## Introduction

Divisibility rules in mathematics are a collection of precise rules that are applied to a number in order to determine whether or not the provided number is divisible by a specified integer. Some of the most well-known divisibility tests are for the numbers 2 through 20. It enables us to determine the factors and multiples of numbers without having to conduct lengthy division on the values in question. Applying divisibility principles to a number allows a person to mentally determine if a number is divisible by another number or not.

**Body**

### Divisibility rules

The procedures outlined below turn a given number into an usually smaller number while maintaining divisibility by the divisor of interest throughout the transformation.
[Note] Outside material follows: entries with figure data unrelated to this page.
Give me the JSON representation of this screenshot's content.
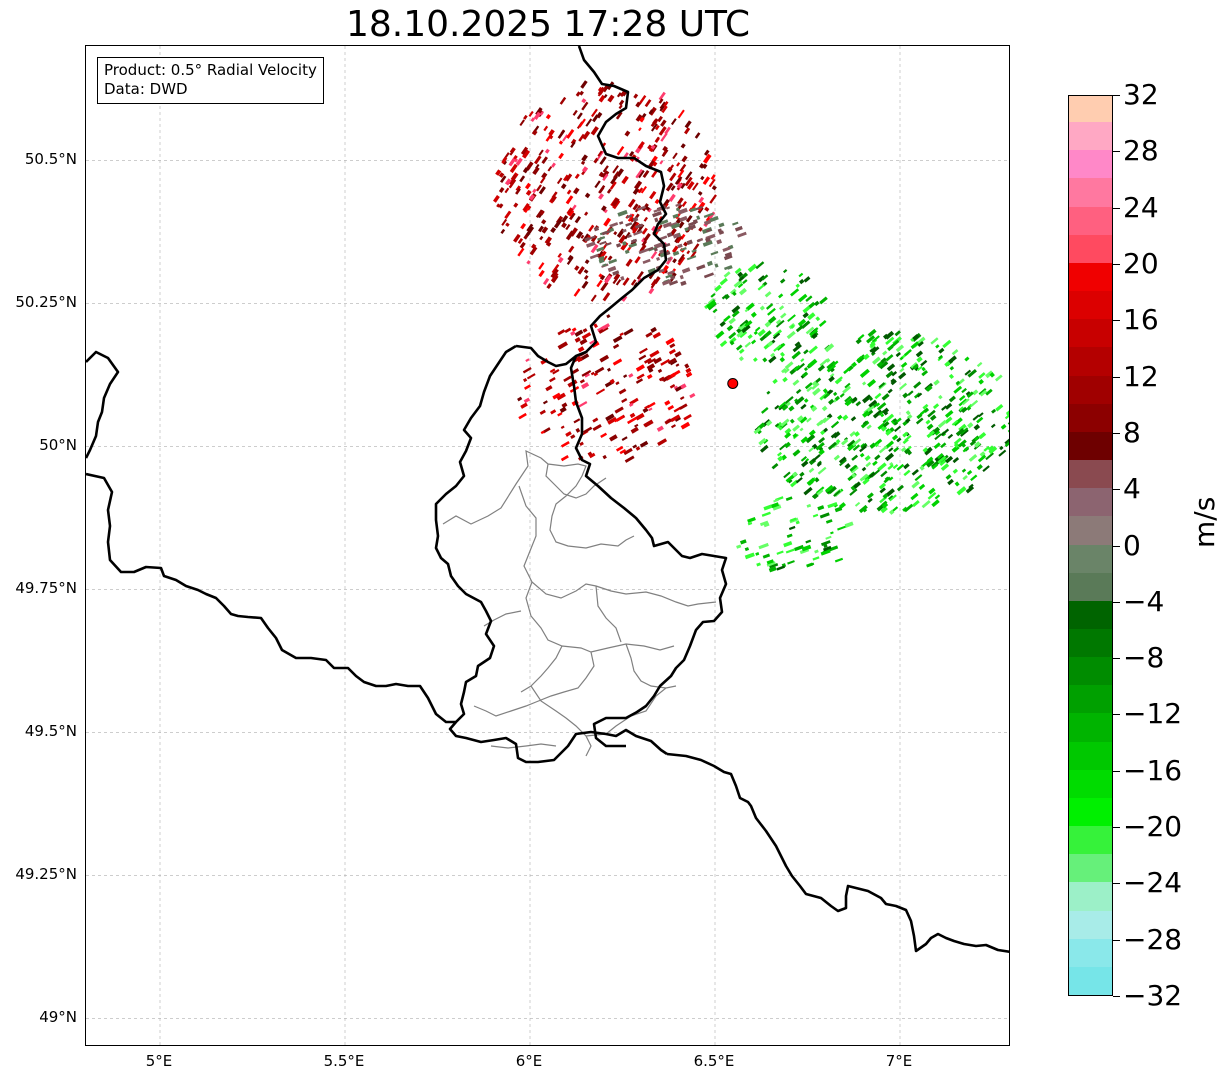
{
  "title": "18.10.2025 17:28 UTC",
  "info": {
    "product": "Product: 0.5° Radial Velocity",
    "data": "Data: DWD"
  },
  "map": {
    "extent": {
      "lon_min": 4.8,
      "lon_max": 7.3,
      "lat_min": 48.95,
      "lat_max": 50.7
    },
    "lat_ticks": [
      {
        "value": 50.5,
        "label": "50.5°N"
      },
      {
        "value": 50.25,
        "label": "50.25°N"
      },
      {
        "value": 50.0,
        "label": "50°N"
      },
      {
        "value": 49.75,
        "label": "49.75°N"
      },
      {
        "value": 49.5,
        "label": "49.5°N"
      },
      {
        "value": 49.25,
        "label": "49.25°N"
      },
      {
        "value": 49.0,
        "label": "49°N"
      }
    ],
    "lon_ticks": [
      {
        "value": 5.0,
        "label": "5°E"
      },
      {
        "value": 5.5,
        "label": "5.5°E"
      },
      {
        "value": 6.0,
        "label": "6°E"
      },
      {
        "value": 6.5,
        "label": "6.5°E"
      },
      {
        "value": 7.0,
        "label": "7°E"
      }
    ],
    "radar_site": {
      "lon": 6.548,
      "lat": 50.11,
      "color": "#ff0000"
    },
    "colors": {
      "border": "#000000",
      "admin": "#808080",
      "grid": "#b0b0b0",
      "approaching": [
        "#005a00",
        "#008c00",
        "#00b400",
        "#00d200",
        "#33ff33",
        "#66ff66"
      ],
      "receding": [
        "#6e0000",
        "#8c0000",
        "#a00000",
        "#b40000",
        "#d20000",
        "#ff0000",
        "#ff3c6e"
      ],
      "near_zero": [
        "#7a4a50",
        "#8a5a62",
        "#5a7a58"
      ]
    }
  },
  "colorbar": {
    "unit": "m/s",
    "min": -32,
    "max": 32,
    "colors": [
      "#76e5e8",
      "#8ae8ea",
      "#a8ece8",
      "#9cf0c8",
      "#66f07a",
      "#36f23a",
      "#00f000",
      "#00dc00",
      "#00c800",
      "#00b400",
      "#00a000",
      "#008c00",
      "#007800",
      "#006400",
      "#5a7a58",
      "#6a8468",
      "#8c7a78",
      "#8c6470",
      "#8a4a50",
      "#6e0000",
      "#8c0000",
      "#a00000",
      "#b40000",
      "#c80000",
      "#dc0000",
      "#f00000",
      "#ff4a60",
      "#ff6080",
      "#ff78a0",
      "#ff88c8",
      "#ffa8c4",
      "#ffcdb0"
    ],
    "ticks": [
      {
        "value": 32,
        "label": "32"
      },
      {
        "value": 28,
        "label": "28"
      },
      {
        "value": 24,
        "label": "24"
      },
      {
        "value": 20,
        "label": "20"
      },
      {
        "value": 16,
        "label": "16"
      },
      {
        "value": 12,
        "label": "12"
      },
      {
        "value": 8,
        "label": "8"
      },
      {
        "value": 4,
        "label": "4"
      },
      {
        "value": 0,
        "label": "0"
      },
      {
        "value": -4,
        "label": "−4"
      },
      {
        "value": -8,
        "label": "−8"
      },
      {
        "value": -12,
        "label": "−12"
      },
      {
        "value": -16,
        "label": "−16"
      },
      {
        "value": -20,
        "label": "−20"
      },
      {
        "value": -24,
        "label": "−24"
      },
      {
        "value": -28,
        "label": "−28"
      },
      {
        "value": -32,
        "label": "−32"
      }
    ]
  }
}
As a consequence, unless otherwise specified, the resultant number should be assessed for divisibility using the same divisor as the original number. When it comes to certain processes, it is possible to repeat until the divisibility is clear; nevertheless, when it comes to others (such as when it comes to studying the final n digits), the result must be inspected in other ways.

When there are many rules for a divisor, the rules are often organised such that the rules that are acceptable for numbers with many digits come first, followed by the rules that are beneficial for numbers with fewer digits.

**Divisibility by 2**

To begin, choose any number (in this case, 376 would suffice) and make a note of the last digit of the number, disregarding the other digits. Then, taking that digit (6) and disregarding the remainder of the number, decide whether or not it is divisible by two. It follows that if the new number is divisible by 2, then the old number is also divisible by 2.

Divisibility by three or nine

In order to get the answer, start with any number (in this case, 492) and add up each digit in the number (4 + 9 + 2 = 15). Then, using that total (15), determine whether or not it is divisible by three. Only if and only if the sum of the original number’s digits is divisible by 3 (or 9) is the original number considered divisible by 3 (or 9). (or 9).

If you add the digits of a number together, and then repeat the procedure with the result until only one digit is left, you will get the remainder of the original number if the number is divided by nine, according to this formula (unless that single digit is nine itself, in which case the number is divisible by nine and the remainder is zero).

**Divisibility by 4**

As a general rule, if the number formed by the last two digits of a number is divisible by 4, the original number is also divisible by 4. This is because 100 is divisible by 4, and so adding hundreds, thousands, and other large numbers is simply adding another number that is divisible by four; however, this is not always the case. If any number finishes in a two-digit number that you know is divisible by four (e.g., 24, 04, 08, etc.), then the whole number will be divisible by four, regardless of what comes before the final two digits of the last two-digit number.

An alternative method would be to simply divide a number by two and then verify the result to see whether the number is divisible by two. If this is the case, the original number is divisible by four times. The result of this test, in addition, is the same as the result of the original number divided by 4.

**Divisibility by 5**

It is simple to discover if a number (475) is divisible by 5 by looking at the final digit and seeing whether it is either a zero or a five. If the final number is either 0 or 5, the whole number is divisible by 5. Otherwise, the full number is divisible by 10.

If the final digit of the number is zero, the outcome will be the sum of the other digits multiplied by two, as shown in the example. For example, the number 40 ends in a zero, so take the remaining digits (4) and multiply them by two (4 x 2 = 8), and you have the answer. The answer is the same as the result of dividing 40 by 5 (40/5 = 8), which is also 8.

Suppose the final digit of a number is 5, then the result is the sum of the previous digits multiplied by two plus one (i.e., 5). When a number ends in a 5, for example, take the remaining digits (12), multiply them by two (12 2 = 24), and then add one (24 + 1 = 25) to get the final result. The outcome is the same as the result of dividing 125 by 5 (125/5=25), which is equal to 25.

**Divisibility by 6**

Checking the original number to verify whether it is both an even number (divisible by 2) and a multiple of three (divisible by three) determines its divisibility by six. This is the most effective test to employ.

Assuming the number is divisible by six, begin by multiplying it by two and dividing the result by two (246 divided by two is 123). Then divide the result by three (123 /3 = 41) to get the final answer. This is the same as the original number split by six (246 / 6 = 41), which is the same as the answer. divisibility rules and examples are the best way to learn divisibility rules.

**Conclusion**

A divisibility rule is a kind of shortcut that allows us to determine whether or not a given integer is divisible by a divisor by analysing its digits, rather than having to go through the whole division procedure. Multiple divisibility criteria may be used to the same number, which allows for the determination of the number’s prime factorization to be completed rapidly. A divisor of a number is an integer that divides a number entirely and without leaving any fractional residue. The digits of a number may be used to find the true divisor of a number using specific principles that we will discuss in this section. The rules governing divisibility are referred to as divisibility rules.